Emanzipation der Schrift
Diese Vorstellung, dass nämlich die Schrift in ihrer höchsten Ausbildung selbständig geworden sei und die mündliche Sprache gar nicht mehr brauche, ist aber gar nicht so phantastisch, wie es scheinen könnte. Die neuesten Sprachphilosophen neigen freilich dazu, die Schrift nur auf die ungünstige Wirkung hin zu betrachten, die sie auf den alten Organismus der Sprache geübt hat. Dass aber die Schrift besonders seit der Popularisierung der Buchdruckerkunst langsam aufgehört hat, eine bloße Nebenerscheinung der Lautsprache zu sein, dass die Schrift, wenn wir unsere Bibliotheken unter dieser Bezeichnung zusammenfassen wollen, sich in den Gelehrtenköpfen von der Lautsprache gewissermaßen schon emanzipiert hat, das ist eine psychologische Tatsache, an der auch Whitney und seine deutschen Schüler achtlos vorübergegangen sind. Phantastisch ist in der oben gewagten Phantasie doch eigentlich nur die schematische Annahme, es habe der Gebrauch der mündlichen Sprache aufgehört; dies ist beim Gebrauche unserer Buchstabenschrift ein Unding, weil die Buchstabenschrift immer erst nach der Lautsprache erlernt werden kann.
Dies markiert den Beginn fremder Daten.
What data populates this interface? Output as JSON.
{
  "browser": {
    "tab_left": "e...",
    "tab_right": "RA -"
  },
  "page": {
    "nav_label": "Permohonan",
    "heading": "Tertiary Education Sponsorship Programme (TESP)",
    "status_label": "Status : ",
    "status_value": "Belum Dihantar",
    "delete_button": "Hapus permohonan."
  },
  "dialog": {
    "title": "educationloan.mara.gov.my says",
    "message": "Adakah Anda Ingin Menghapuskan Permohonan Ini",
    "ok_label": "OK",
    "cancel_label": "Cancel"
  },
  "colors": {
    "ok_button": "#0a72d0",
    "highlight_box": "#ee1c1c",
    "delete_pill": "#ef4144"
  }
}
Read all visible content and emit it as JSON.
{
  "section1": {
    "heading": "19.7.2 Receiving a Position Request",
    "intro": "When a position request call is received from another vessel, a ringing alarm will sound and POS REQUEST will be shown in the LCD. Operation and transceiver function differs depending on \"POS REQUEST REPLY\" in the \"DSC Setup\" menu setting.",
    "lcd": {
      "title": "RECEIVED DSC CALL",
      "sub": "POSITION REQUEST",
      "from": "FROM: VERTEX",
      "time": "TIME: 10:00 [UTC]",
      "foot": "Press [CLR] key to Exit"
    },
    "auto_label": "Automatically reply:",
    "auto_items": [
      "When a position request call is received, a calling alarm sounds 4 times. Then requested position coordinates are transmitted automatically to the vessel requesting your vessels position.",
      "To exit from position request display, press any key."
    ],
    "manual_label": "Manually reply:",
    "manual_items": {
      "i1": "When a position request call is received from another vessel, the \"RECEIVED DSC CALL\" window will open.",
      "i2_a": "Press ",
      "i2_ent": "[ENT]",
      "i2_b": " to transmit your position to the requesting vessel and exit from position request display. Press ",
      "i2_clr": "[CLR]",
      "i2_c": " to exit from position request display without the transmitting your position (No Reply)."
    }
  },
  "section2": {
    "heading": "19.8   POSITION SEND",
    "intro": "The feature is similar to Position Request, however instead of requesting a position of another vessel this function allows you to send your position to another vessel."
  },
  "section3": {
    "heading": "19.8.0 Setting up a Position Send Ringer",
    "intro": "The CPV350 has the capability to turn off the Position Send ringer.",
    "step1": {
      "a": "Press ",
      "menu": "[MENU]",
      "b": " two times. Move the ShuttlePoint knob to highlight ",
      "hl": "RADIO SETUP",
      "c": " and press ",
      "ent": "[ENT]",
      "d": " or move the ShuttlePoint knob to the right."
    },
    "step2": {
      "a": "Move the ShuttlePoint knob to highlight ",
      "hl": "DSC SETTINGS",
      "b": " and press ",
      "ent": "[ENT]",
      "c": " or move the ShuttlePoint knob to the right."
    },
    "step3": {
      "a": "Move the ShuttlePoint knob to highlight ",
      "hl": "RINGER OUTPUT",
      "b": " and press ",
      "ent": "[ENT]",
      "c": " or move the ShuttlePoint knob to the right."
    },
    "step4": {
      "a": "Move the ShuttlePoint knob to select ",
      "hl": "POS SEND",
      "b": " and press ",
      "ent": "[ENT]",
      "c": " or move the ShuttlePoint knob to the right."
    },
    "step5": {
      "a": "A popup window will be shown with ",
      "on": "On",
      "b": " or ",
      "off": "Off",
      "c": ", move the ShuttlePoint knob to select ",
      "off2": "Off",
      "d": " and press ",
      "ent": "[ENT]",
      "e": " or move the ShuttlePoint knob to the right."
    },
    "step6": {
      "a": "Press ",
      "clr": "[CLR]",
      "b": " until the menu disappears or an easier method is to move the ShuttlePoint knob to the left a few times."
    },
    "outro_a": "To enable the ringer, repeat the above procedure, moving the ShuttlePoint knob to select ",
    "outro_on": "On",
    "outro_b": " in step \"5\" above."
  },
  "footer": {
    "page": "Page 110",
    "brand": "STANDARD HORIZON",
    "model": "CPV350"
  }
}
Trotzdem ist die Schrift in ihrer Entwicklung zum Buchdruck eine selbständige Macht geworden, eine Konzentration aller Erinnerungen der Menschheit, also eine Sprache für sich, mit deren Leistungen sich die mnemotechnischen Leistungen der vorschriftlichen Sprache nicht messen können.
Um vorerst den psychologischen Vorgang recht zu begreifen, stelle man sich einmal die gesamte Sprachtätigkeit eines Professors der höheren Mathematik vor, der z. B. sein Leben der Theorie der Abelschen Funktionen gewidmet habe. Er gebraucht natürlich die Lautsprache genau so wie ein anderer Mensch, wenn er mit Frau und Kindern redet, mit Schneider oder Kellner. Er gebraucht auch noch die Lautsprache, wenn er im Jargon seiner Kollegen sich über Buchhändlererfolge und persönliche Eigenschaften anderer Mathematiker unterhält. Sowie er jedoch über seiner Facharbeit sitzt — sei es, dass er die Entwicklung einer Formel auf ihre Richtigkeit prüft oder dass er selbst eine neue Formel zu entwickeln sucht —, verschwindet die Gemeinsprache im Dunkel des Unbewußten, und die Schrift, die Zeichensprache seines Faches, ist allein in seiner Vorstellung. Die Lautsprache ist durch die Zeichensprache vollkommen verdrängt; und diese Zeichensprache ist nicht etwa eine phonetische Schreibung der Lautsprache (wie die Schrift es ursprünglich gewesen sein muß), sondern eine selbstherrliche, über die Lautsprache weit hinweg schreitende Bezeichnungsart. In ganz ähnlicher Weise ist die geistige Tätigkeit eines gelehrten Chemikers vom Gebrauche seiner Muttersprache losgerissen. Ein Gemisch von beiden Sprachen entsteht eigentlich nur dann, wenn der Professor der Mathematik oder der Chemie ein Lehrbuch schreibt oder seine Gedankengänge den Studenten mündlich vorträgt; es wird da mancher Satz aus der Gemeinsprache als Füllsel zu Hilfe genommen, wenn auch die Hauptsache in Schrift vorgetragen wird. Und da ereignet sich der Fall, der noch nicht näher untersucht worden ist, obwohl er alle Lehren der Sprachphilosophie auf den Kopf stellt. Es heißt nämlich immer, dass die Schrift auf der Lautsprache beruhe, nur durch sie verstanden werden könne und bestenfalls durch die Schnelligkeit und Einübung des Gelehrten ohne das Bewußtsein einer Lautsprache verstanden werde. Wenn aber der Professor der Mathematik oder Chemie seinen Vortrag hält, so sind die Schriftzeichen das Ursprüngliche, das unmittelbar Verständliche, und er hat oft Mühe, sie durch die Lautsprache auszudrücken.